# Becnhmarking results

Next generation benchmarks

apply rearrangments
lower bounds
merges
sorts
uint_tuple
unsq::remove
Resuls left from when this project was developed previously on Mac Book air 2017 can be found here

**Clear case of a code alignment issue for std::merge for ints.**
Merge with small benchmarks merge a big first range with a small (0-100) second one.
Left to right => left - input is sorted, right is reverse sortered.

Up to the middle - increase chance that the element would end up far from it's
sorted position.
From middle to the very right, inverse of the left ones.
### Zip to pair

Zip to pair doesn't super well fit into my current visualization framework.

It measures how much faster it is to populate a uint_tuple<x,x> compared to std::pair.

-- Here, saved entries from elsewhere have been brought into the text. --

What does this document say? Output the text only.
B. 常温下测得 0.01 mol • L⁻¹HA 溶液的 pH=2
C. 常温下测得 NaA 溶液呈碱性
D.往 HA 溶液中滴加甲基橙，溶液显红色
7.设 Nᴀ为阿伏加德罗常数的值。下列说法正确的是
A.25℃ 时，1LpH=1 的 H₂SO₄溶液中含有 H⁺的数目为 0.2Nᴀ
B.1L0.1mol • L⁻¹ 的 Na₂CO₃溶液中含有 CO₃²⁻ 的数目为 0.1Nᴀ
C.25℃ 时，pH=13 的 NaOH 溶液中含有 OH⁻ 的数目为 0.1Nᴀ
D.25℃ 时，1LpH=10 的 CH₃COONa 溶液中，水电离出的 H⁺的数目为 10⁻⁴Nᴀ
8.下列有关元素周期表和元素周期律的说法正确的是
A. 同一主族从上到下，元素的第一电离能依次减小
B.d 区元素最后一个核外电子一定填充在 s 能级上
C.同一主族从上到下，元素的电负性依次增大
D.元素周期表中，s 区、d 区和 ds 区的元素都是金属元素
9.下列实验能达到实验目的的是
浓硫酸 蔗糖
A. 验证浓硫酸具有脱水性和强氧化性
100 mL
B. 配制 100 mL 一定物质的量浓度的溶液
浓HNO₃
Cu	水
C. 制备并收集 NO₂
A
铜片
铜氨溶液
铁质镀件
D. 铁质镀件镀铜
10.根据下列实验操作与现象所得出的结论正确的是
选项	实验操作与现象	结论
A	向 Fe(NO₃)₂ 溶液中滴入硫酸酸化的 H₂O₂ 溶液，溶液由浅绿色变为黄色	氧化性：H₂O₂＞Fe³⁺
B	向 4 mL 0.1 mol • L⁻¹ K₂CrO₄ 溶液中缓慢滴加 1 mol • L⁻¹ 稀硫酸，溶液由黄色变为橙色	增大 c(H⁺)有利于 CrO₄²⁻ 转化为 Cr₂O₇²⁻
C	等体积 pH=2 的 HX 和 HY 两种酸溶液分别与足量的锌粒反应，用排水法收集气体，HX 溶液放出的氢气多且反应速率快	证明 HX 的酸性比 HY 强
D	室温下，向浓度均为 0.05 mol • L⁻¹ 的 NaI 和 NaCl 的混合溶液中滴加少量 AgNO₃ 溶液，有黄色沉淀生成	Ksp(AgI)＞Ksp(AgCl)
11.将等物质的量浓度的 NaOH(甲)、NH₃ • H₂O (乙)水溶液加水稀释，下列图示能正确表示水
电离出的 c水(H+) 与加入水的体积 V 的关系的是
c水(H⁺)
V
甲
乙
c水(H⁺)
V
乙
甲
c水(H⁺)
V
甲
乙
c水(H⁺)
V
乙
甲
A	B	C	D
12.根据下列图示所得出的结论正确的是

I believe this to be a clang codegen bug.

### Sorting uint tuples

The main point of using uint_tuple is comparing with one integer comparison.

Results are consistent with expectation: comparing 2 numbers is 1.5 times slower than comparing 1 (for random numbers)

(Either first number is less => 1 comparison, or second is less => 2 comparisons, which happens in roughly half the cases).

What's unexpected for me is that 128 bits and 64 bits have the same speed -

this possibly indicates a problem and needs further looking into.

Note: this benchmark doesn't subtract the baseline from sorting - hard to do baselines for different types.